Quello che ha insegnato davvero l’Artusi agli italiani

Pellegrino Artusidi Matteo Cavezzali

Pellegrino Artusi non sapeva cucinare, ma era un grande scrittore. Il suo La scienza in cucina e l’arte di mangiare bene è considerato uno dei primi ricettari moderni, eppure Artusi non sapeva friggere un uovo in padella. Girava sempre con una cuoca a cui dava da testare le più svariate ricette, ma Artusi era prima di tutto un letterato e uno studioso.
La scelta dei testi da inserire nel suo ricettario era molto meticolosa, nessuno di questi era preso per buono prima di avere avuto riscontri e soprattutto essere stato assaggiato personalmente.

La cifra stilistica di Artusi è l’ironia e la sagacia. Lo scrittore di Forlimpopoli racconta cos’è l’Italia passando da cosa mangiano gli italiani nelle diverse zone dello stivale.
“Abbiamo fatto l’Italia dobbiamo decidere cosa mangiano gli italiani” si potrebbe dire parafrasando il celebre motto di d’Azeglio. Quando Artusi scrive La scienza in cucina è il 1891, l’Italia ha appena 30 anni e ancora molti non sono del tutto convinti di essere italiani. Alcuni si sentono borboni, altri savoiardi, altri ancora papalini, molti non hanno deciso come definirsi. Non sanno bene nemmeno che lingua usare.
Artusi non ha dubbi: la lingua in cui scrivere è quella specie di toscano ammorbidito e arricchito di termini letterari che poi chiameremo “italiano”.

Anche il metodo di indagine utilizzato da Artusi è molto particolare e moderno. Si fa mandare ricette da diverse parti d’Italia per lettera: è una sorta di scrittura collettiva, di saggezza popolare che si incontra e di cui lui si fa giudice e mediatore.
Il “metodo Artusi” è una sorta di antenato di wikipedia. Il tutto arricchita da una scrittura elegante e divertente, carica di aneddoti personali. Artusi vanta collaboratori di un certo prestigio, come il poeta Olindo Guerrini, ma accanto a questi anche signore che sanno malapena scrivere e mandano appunti sconnessi, su cui poi dovrà mettere mano pesantemente.
Artusi ci racconta di piatti per lui “esotici” come i saltimbocca alla romana, il budino alla napoletana, il risotto alla milanese, selezionando 790 ricette. Molte di queste ricette oggi sono scomparse dall’uso comune, tra queste la ricetta che lui chiama “piatto delicato di pesce” che consiste in capesante con besciamella, che più che “delicato” sembra essere una vera mattonata.

Quello che diventerà il libro presente in tutte le cucine italiane ha però un particolare afflato d’amore verso le ricette “sue”, ovvero quelle romagnole.

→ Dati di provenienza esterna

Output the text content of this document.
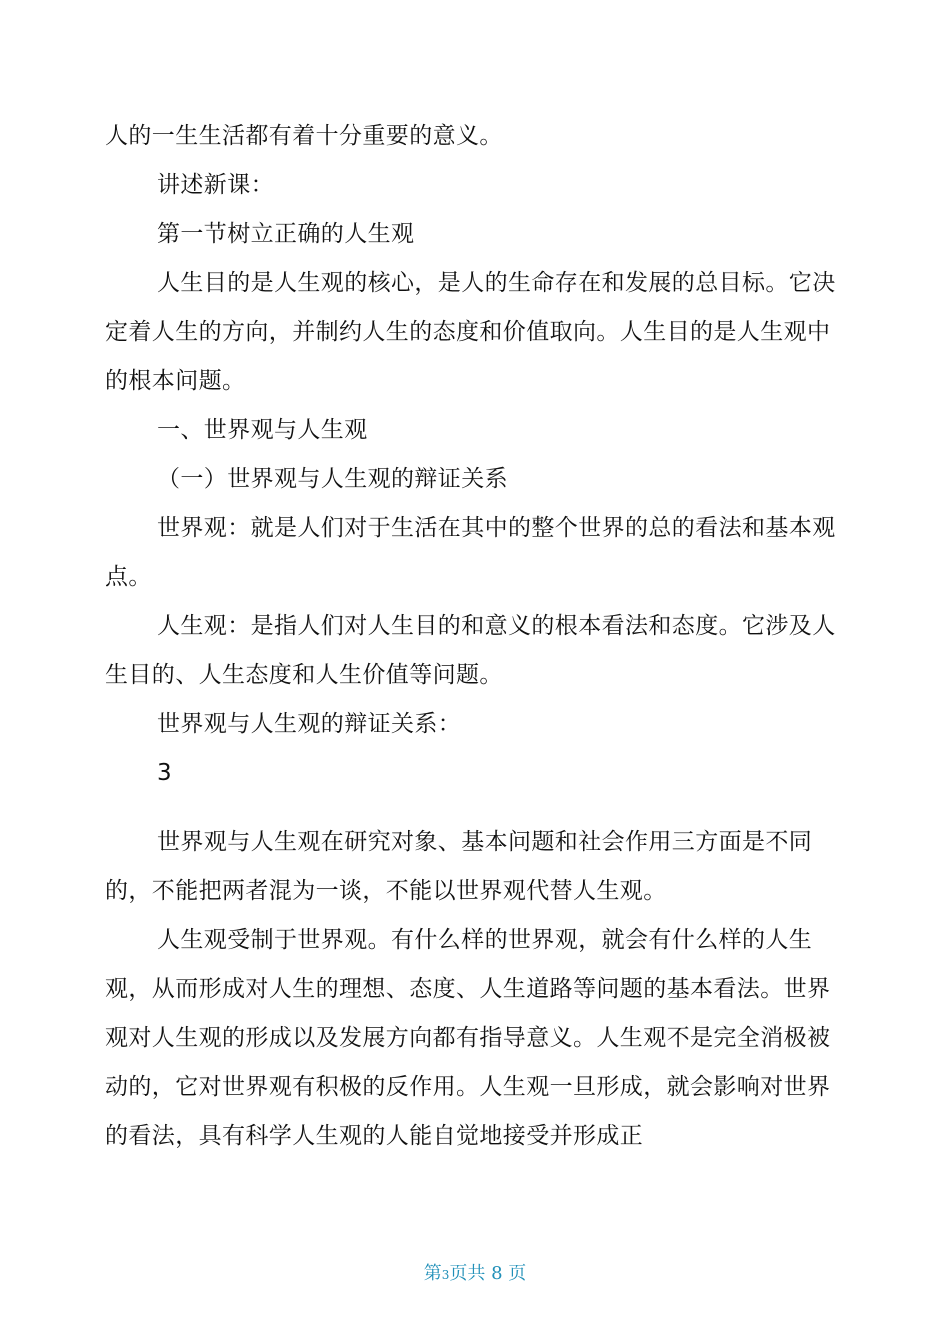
人的一生生活都有着十分重要的意义。

讲述新课：

第一节树立正确的人生观

人生目的是人生观的核心，是人的生命存在和发展的总目标。它决定着人生的方向，并制约人生的态度和价值取向。人生目的是人生观中的根本问题。

一、世界观与人生观

（一）世界观与人生观的辩证关系

世界观：就是人们对于生活在其中的整个世界的总的看法和基本观点。

人生观：是指人们对人生目的和意义的根本看法和态度。它涉及人生目的、人生态度和人生价值等问题。

世界观与人生观的辩证关系：

3

世界观与人生观在研究对象、基本问题和社会作用三方面是不同的，不能把两者混为一谈，不能以世界观代替人生观。

人生观受制于世界观。有什么样的世界观，就会有什么样的人生观，从而形成对人生的理想、态度、人生道路等问题的基本看法。世界观对人生观的形成以及发展方向都有指导意义。人生观不是完全消极被动的，它对世界观有积极的反作用。人生观一旦形成，就会影响对世界的看法，具有科学人生观的人能自觉地接受并形成正

第3页共 8 页
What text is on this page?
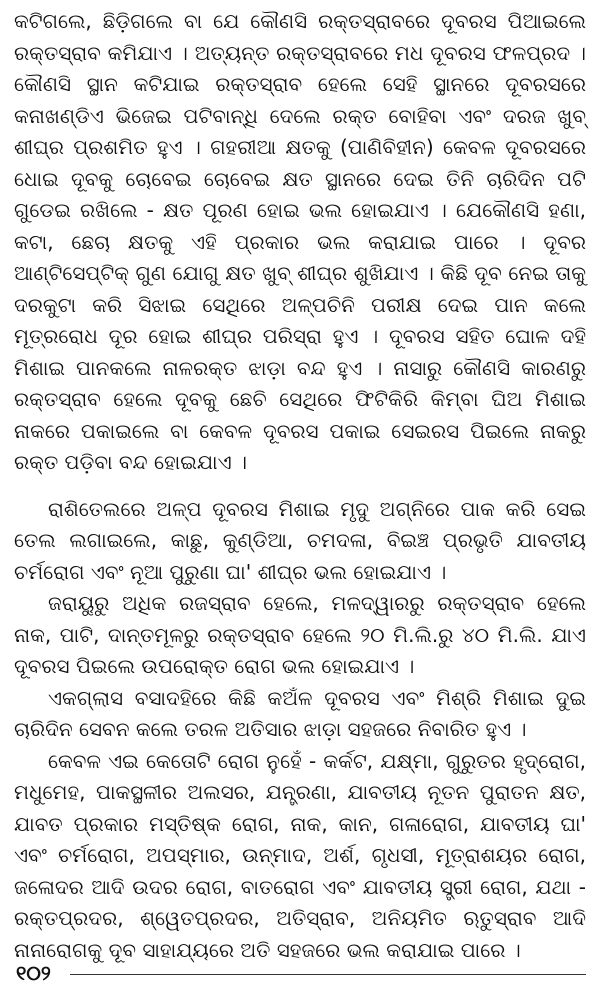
କଟିଗଲେ, ଛିଡ଼ିଗଲେ ବା ଯେ କୌଣସି ରକ୍ତସ୍ରାବରେ ଦୂବରସ ପିଆଇଲେ ରକ୍ତସ୍ରାବ କମିଯାଏ । ଅତ୍ୟନ୍ତ ରକ୍ତସ୍ରାବରେ ମଧ ଦୂବରସ ଫଳପ୍ରଦ । କୌଣସି ସ୍ଥାନ କଟିଯାଇ ରକ୍ତସ୍ରାବ ହେଲେ ସେହି ସ୍ଥାନରେ ଦୂବରସରେ କନାଖଣ୍ଡିଏ ଭିଜେଇ ପଟିବାନ୍ଧି ଦେଲେ ରକ୍ତ ବୋହିବା ଏବଂ ଦରଜ ଖୁବ୍ ଶୀଘ୍ର ପ୍ରଶମିତ ହୁଏ । ଗହରୀଆ କ୍ଷତକୁ (ପାଣିବିହୀନ) କେବଳ ଦୂବରସରେ ଧୋଇ ଦୂବକୁ ଚୋବେଇ ଚୋବେଇ କ୍ଷତ ସ୍ଥାନରେ ଦେଇ ତିନି ଚାରିଦିନ ପଟି ଗୁଡେଇ ରଖିଲେ - କ୍ଷତ ପୂରଣ ହୋଇ ଭଲ ହୋଇଯାଏ । ଯେକୌଣସି ହଣା, କଟା, ଛେଚା କ୍ଷତକୁ ଏହି ପ୍ରକାର ଭଲ କରାଯାଇ ପାରେ । ଦୂବର ଆଣ୍ଟିସେପ୍‌ଟିକ୍ ଗୁଣ ଯୋଗୁ କ୍ଷତ ଖୁବ୍ ଶୀଘ୍ର ଶୁଖିଯାଏ । କିଛି ଦୂବ ନେଇ ତାକୁ ଦରକୁଟା କରି ସିଝାଇ ସେଥିରେ ଅଳ୍ପଚିନି ପରୀକ୍ଷ ଦେଇ ପାନ କଲେ ମୂତ୍ରରୋଧ ଦୂର ହୋଇ ଶୀଘ୍ର ପରିସ୍ରା ହୁଏ । ଦୂବରସ ସହିତ ଘୋଳ ଦହି ମିଶାଇ ପାନକଲେ ନାଳରକ୍ତ ଝାଡ଼ା ବନ୍ଦ ହୁଏ । ନାସାରୁ କୌଣସି କାରଣରୁ ରକ୍ତସ୍ରାବ ହେଲେ ଦୂବକୁ ଛେଚି ସେଥିରେ ଫିଟିକିରି କିମ୍ବା ଘିଅ ମିଶାଇ ନାକରେ ପକାଇଲେ ବା କେବଳ ଦୂବରସ ପକାଇ ସେଇରସ ପିଇଲେ ନାକରୁ ରକ୍ତ ପଡ଼ିବା ବନ୍ଦ ହୋଇଯାଏ ।

ରାଶିତେଲରେ ଅଳ୍ପ ଦୂବରସ ମିଶାଇ ମୃଦୁ ଅଗ୍ନିରେ ପାକ କରି ସେଇ ତେଲ ଲଗାଇଲେ, କାଛୁ, କୁଣ୍ଡିଆ, ଚମଦଳା, ବିଇଞ୍ଚ ପ୍ରଭୃତି ଯାବତୀୟ ଚର୍ମରୋଗ ଏବଂ ନୂଆ ପୁରୁଣା ଘା' ଶୀଘ୍ର ଭଲ ହୋଇଯାଏ ।

ଜରାୟୁରୁ ଅଧିକ ରଜସ୍ରାବ ହେଲେ, ମଳଦ୍ୱାରରୁ ରକ୍ତସ୍ରାବ ହେଲେ ନାକ, ପାଟି, ଦାନ୍ତମୂଳରୁ ରକ୍ତସ୍ରାବ ହେଲେ ୨୦ ମି.ଲି.ରୁ ୪୦ ମି.ଲି. ଯାଏ ଦୂବରସ ପିଇଲେ ଉପରୋକ୍ତ ରୋଗ ଭଲ ହୋଇଯାଏ ।

ଏକଗ୍ଲାସ ବସାଦହିରେ କିଛି କଅଁଳ ଦୂବରସ ଏବଂ ମିଶ୍ରି ମିଶାଇ ଦୁଇ ଚାରିଦିନ ସେବନ କଲେ ତରଳ ଅତିସାର ଝାଡ଼ା ସହଜରେ ନିବାରିତ ହୁଏ ।

କେବଳ ଏଇ କେତୋଟି ରୋଗ ନୁହେଁ - କର୍କଟ, ଯକ୍ଷ୍ମା, ଗୁରୁତର ହୃଦ୍‌ରୋଗ, ମଧୁମେହ, ପାକସ୍ଥଳୀର ଅଲସର, ଯନ୍ତ୍ରଣା, ଯାବତୀୟ ନୂତନ ପୁରାତନ କ୍ଷତ, ଯାବତ ପ୍ରକାର ମସ୍ତିଷ୍କ ରୋଗ, ନାକ, କାନ, ଗଳାରୋଗ, ଯାବତୀୟ ଘା' ଏବଂ ଚର୍ମରୋଗ, ଅପସ୍ମାର, ଉନ୍ମାଦ, ଅର୍ଶ, ଗୃଧସୀ, ମୂତ୍ରାଶୟର ରୋଗ, ଜଳୋଦର ଆଦି ଉଦର ରୋଗ, ବାତରୋଗ ଏବଂ ଯାବତୀୟ ସ୍ତ୍ରୀ ରୋଗ, ଯଥା - ରକ୍ତପ୍ରଦର, ଶ୍ୱେତପ୍ରଦର, ଅତିସ୍ରାବ, ଅନିୟମିତ ଋତୁସ୍ରାବ ଆଦି ନାନାରୋଗକୁ ଦୂବ ସାହାଯ୍ୟରେ ଅତି ସହଜରେ ଭଲ କରାଯାଇ ପାରେ ।

୧୦୨
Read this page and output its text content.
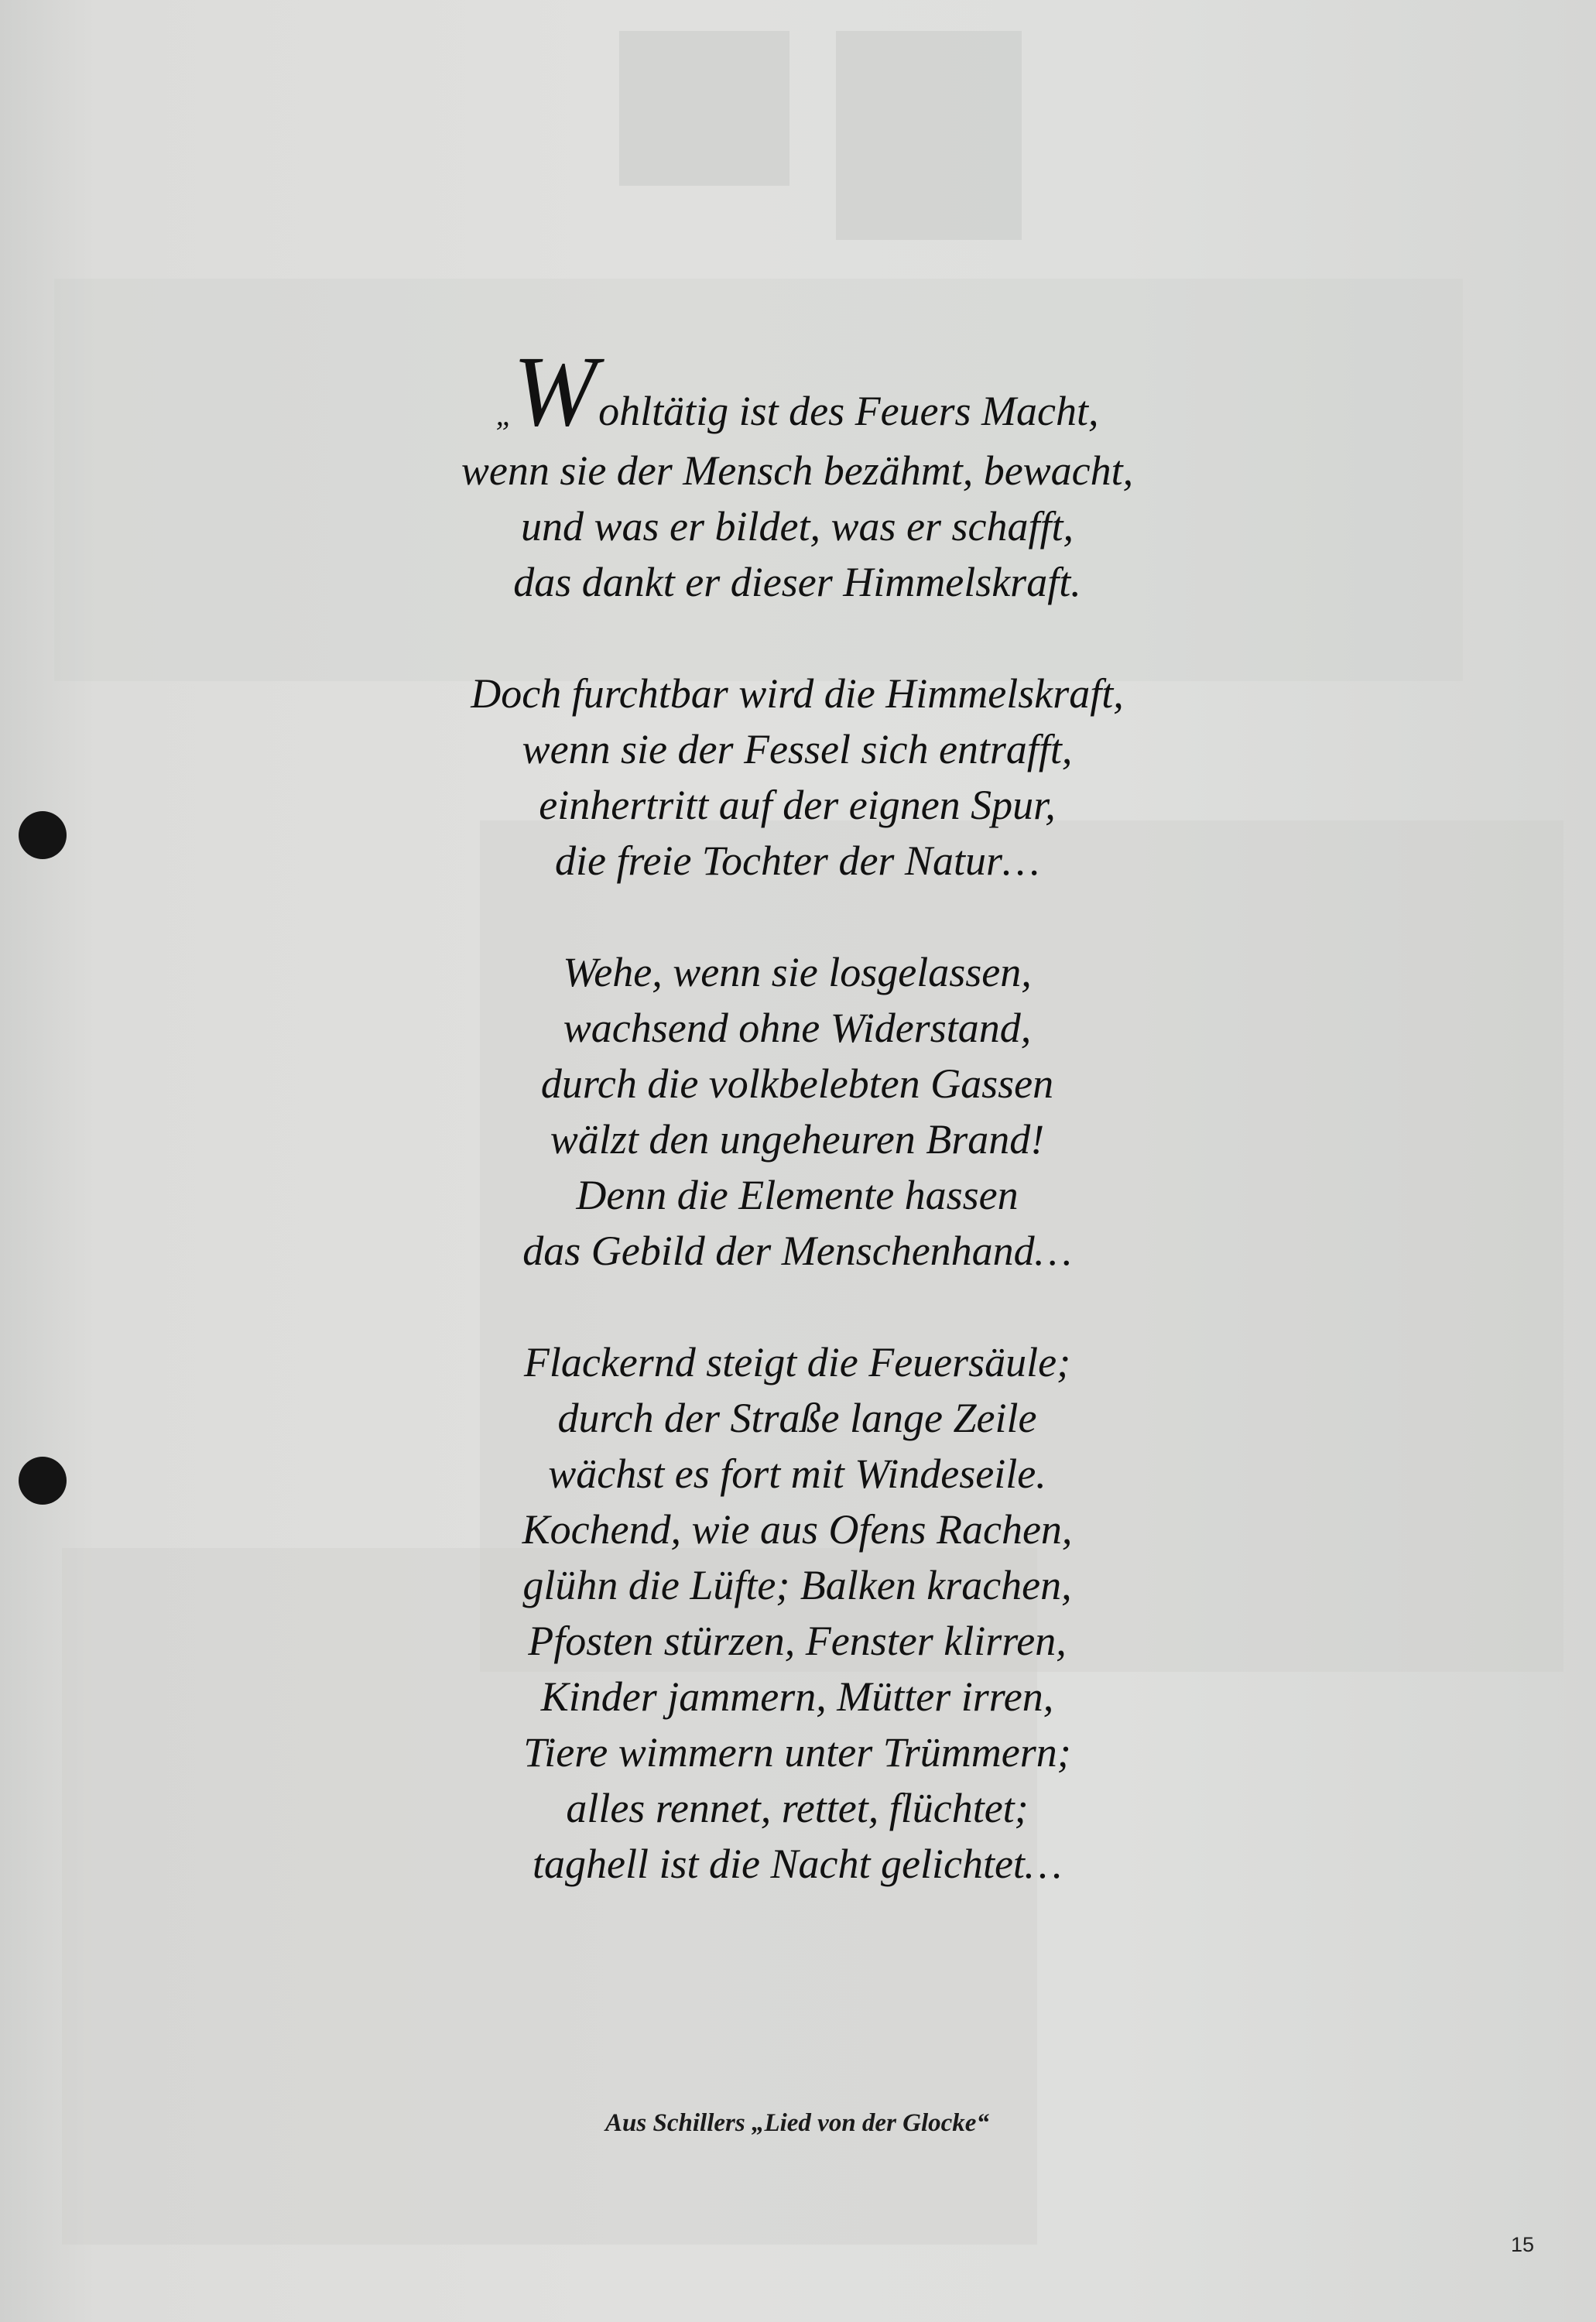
„Wohltätig ist des Feuers Macht,
wenn sie der Mensch bezähmt, bewacht,
und was er bildet, was er schafft,
das dankt er dieser Himmelskraft.
Doch furchtbar wird die Himmelskraft,
wenn sie der Fessel sich entrafft,
einhertritt auf der eignen Spur,
die freie Tochter der Natur…
Wehe, wenn sie losgelassen,
wachsend ohne Widerstand,
durch die volkbelebten Gassen
wälzt den ungeheuren Brand!
Denn die Elemente hassen
das Gebild der Menschenhand…
Flackernd steigt die Feuersäule;
durch der Straße lange Zeile
wächst es fort mit Windeseile.
Kochend, wie aus Ofens Rachen,
glühn die Lüfte; Balken krachen,
Pfosten stürzen, Fenster klirren,
Kinder jammern, Mütter irren,
Tiere wimmern unter Trümmern;
alles rennet, rettet, flüchtet;
taghell ist die Nacht gelichtet…
Aus Schillers „Lied von der Glocke“
15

Nei “Cappelletti all’uso di Romagna” Artusi racconta che sotto Natale è facile trovare in piazza a Forlimpopoli persone che vantano di averne mangiati più di cento. Lo scrittore ricorda che per colpa dei cappelletti il figlio di un amico abbandonò gli studi universitari. Lontano dai suoi cappelletti non poteva più stare: aveva resistito solo quattro giorni.
Uno dei grandi pregi di Artusi è però quello di aver fatto capire agli italiani che quello che sapevano fare, ovvero cucinare ricette magnifiche e così diverse le une dalle altre, non era cosa di poco conto, ma era proprio quella una delle grandi qualità che aveva questo nuovo paese.

La cucina non è cosa di poco conto, oggi lo sappiamo, ma all’epoca era un concetto ardito, che lui rimarca utilizzando nel titolo del suo ricettario due parole molto chiare: “scienza” e “arte”. «Nessuno apparentemente vuol dare importanza al mangiare e la ragione è facile a comprendersi – scrive – ma poi, messa da parte l’ipocrisia, tutti si lagnano di un desinare cattivo o di una indigestione per cibi mal preparati. La nutrizione essendo il primo bisogno della vita, è cosa ragionevole l’occuparsene per soddisfarlo meno peggio che sia possibile».
E ancora «Il mondo ipocrita non vuol dare importanza al mangiare; ma poi non si fa festa, civile o religiosa, che non si distenda la tovaglia e non si cerchi di pappare del meglio».